There is much more to say on this topic and I post about all of these issues regularly here on the blog, but for today, this is a start.

I know we are all doing great things at all of our libraries. I know because you have brought me to many of your libraries to see what you are doing and help you get better at serving leisure readers. But we all need to be better at working together and flaunting our awesomeness. The compound interest of every library taking the advice of the work we are doing on this project-- all of us working together and promoting the great work we do getting books into patrons's hands, ultimately leading to more book sales all around-- that can become one very loud voice. All of our smaller voices joined together will reverberate and shake the core of the problem. That problem is huge. The publishers don't respect our power to create sales. Sorry if that rattles some feathers here, but it is true and someone has to say it out loud. We wouldn't have the Panorama Project if they did. But here's the thing, we blame the publishers for not respecting the power of our voices, but we should be blaming ourselves.
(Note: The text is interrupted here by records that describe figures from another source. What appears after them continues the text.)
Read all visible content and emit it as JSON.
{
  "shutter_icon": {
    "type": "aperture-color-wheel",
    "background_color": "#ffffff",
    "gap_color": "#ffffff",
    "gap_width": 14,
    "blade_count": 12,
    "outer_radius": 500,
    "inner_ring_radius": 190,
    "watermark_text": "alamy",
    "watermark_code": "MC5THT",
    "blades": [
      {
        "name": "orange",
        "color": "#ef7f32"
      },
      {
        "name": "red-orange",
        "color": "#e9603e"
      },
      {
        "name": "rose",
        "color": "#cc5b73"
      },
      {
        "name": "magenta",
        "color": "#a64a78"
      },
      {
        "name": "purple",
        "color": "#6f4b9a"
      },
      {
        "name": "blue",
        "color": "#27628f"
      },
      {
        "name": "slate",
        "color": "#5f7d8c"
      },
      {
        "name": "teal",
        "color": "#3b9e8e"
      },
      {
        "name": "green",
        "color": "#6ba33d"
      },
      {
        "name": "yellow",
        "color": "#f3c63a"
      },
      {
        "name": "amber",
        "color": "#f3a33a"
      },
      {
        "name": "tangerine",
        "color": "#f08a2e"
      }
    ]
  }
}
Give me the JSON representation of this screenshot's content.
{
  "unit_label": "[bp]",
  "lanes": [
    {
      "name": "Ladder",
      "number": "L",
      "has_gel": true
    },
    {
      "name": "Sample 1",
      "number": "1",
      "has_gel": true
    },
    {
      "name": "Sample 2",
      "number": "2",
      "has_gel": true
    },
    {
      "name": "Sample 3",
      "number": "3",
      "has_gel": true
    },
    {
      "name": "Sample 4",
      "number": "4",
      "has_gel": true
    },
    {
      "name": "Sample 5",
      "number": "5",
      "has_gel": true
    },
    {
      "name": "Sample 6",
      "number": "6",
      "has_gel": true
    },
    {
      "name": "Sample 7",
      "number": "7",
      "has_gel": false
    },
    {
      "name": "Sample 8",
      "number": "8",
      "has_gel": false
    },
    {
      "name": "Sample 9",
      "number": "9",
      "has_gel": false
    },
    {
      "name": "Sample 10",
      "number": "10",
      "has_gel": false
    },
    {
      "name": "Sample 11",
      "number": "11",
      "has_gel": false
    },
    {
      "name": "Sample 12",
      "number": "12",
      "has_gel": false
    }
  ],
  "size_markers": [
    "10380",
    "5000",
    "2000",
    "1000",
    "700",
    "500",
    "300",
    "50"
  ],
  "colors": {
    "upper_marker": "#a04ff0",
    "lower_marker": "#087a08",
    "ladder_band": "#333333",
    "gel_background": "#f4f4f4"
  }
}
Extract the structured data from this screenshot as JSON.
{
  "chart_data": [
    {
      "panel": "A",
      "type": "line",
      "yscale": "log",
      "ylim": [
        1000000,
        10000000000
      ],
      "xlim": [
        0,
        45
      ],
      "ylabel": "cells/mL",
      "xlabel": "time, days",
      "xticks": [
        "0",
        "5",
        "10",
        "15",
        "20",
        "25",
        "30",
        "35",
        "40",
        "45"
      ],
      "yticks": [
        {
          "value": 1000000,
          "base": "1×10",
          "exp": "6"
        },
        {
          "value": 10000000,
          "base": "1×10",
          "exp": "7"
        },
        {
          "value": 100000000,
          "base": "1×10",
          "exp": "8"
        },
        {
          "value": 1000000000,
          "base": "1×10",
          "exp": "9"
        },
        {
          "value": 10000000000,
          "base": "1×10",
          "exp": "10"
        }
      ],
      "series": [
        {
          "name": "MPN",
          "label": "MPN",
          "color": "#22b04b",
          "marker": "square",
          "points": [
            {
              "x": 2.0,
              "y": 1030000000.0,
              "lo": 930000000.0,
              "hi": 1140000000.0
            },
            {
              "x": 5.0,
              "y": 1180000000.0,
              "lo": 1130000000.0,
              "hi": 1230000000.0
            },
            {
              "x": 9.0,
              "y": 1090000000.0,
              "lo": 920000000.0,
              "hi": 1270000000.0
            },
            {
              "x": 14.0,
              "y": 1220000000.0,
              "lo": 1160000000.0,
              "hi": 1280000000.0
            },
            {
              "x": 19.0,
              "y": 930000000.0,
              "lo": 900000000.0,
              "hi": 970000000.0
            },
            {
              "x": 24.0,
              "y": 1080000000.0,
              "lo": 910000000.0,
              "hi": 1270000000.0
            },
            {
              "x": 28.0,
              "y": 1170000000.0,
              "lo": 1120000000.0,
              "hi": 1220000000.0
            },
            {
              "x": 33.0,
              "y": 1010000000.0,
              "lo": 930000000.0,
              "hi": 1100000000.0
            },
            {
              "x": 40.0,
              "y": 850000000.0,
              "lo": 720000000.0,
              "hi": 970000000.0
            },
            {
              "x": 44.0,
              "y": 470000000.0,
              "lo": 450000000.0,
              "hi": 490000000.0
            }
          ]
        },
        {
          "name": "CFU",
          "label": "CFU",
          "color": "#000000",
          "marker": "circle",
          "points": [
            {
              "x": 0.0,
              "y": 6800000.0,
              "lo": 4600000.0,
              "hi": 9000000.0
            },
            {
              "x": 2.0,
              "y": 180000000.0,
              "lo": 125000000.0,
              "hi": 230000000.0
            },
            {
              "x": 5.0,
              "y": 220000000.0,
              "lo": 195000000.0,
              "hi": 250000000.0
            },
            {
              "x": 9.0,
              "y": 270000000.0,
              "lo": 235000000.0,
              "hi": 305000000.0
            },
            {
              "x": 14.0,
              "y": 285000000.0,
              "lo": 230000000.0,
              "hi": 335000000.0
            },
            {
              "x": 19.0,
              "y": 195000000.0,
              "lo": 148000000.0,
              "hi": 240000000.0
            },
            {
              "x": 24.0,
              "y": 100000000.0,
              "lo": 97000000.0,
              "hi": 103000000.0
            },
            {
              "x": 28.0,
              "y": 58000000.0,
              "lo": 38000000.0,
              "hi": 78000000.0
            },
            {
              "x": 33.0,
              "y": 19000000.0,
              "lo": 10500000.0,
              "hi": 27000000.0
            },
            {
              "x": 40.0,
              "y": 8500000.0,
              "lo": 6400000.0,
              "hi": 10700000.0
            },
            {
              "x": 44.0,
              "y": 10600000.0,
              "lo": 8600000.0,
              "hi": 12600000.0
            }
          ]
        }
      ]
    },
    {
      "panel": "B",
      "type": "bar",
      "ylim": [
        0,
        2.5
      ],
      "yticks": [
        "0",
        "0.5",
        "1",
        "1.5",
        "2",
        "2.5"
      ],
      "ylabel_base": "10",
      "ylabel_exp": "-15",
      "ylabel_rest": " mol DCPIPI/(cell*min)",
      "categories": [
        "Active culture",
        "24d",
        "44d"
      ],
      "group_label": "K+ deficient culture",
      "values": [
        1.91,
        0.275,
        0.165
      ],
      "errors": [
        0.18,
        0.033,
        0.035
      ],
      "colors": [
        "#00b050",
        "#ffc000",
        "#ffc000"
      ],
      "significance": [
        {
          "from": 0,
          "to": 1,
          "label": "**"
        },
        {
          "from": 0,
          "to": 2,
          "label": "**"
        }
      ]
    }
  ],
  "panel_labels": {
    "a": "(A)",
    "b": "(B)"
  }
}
We do not respect the work we are doing enough to shout it from the rafters. I know this because you hire me to help you improve at this in your libraries. Let's start today. Climb up on our preverbal roofs-- social media-- and start crowing about yourselves, your work, and your RA skills. Encourage your staff and neighboring libraries to join you. Let's unite as one voice and prove what we know. That the work we do, leads to more people discovering more great titles, which leads to more sales than there would be without us.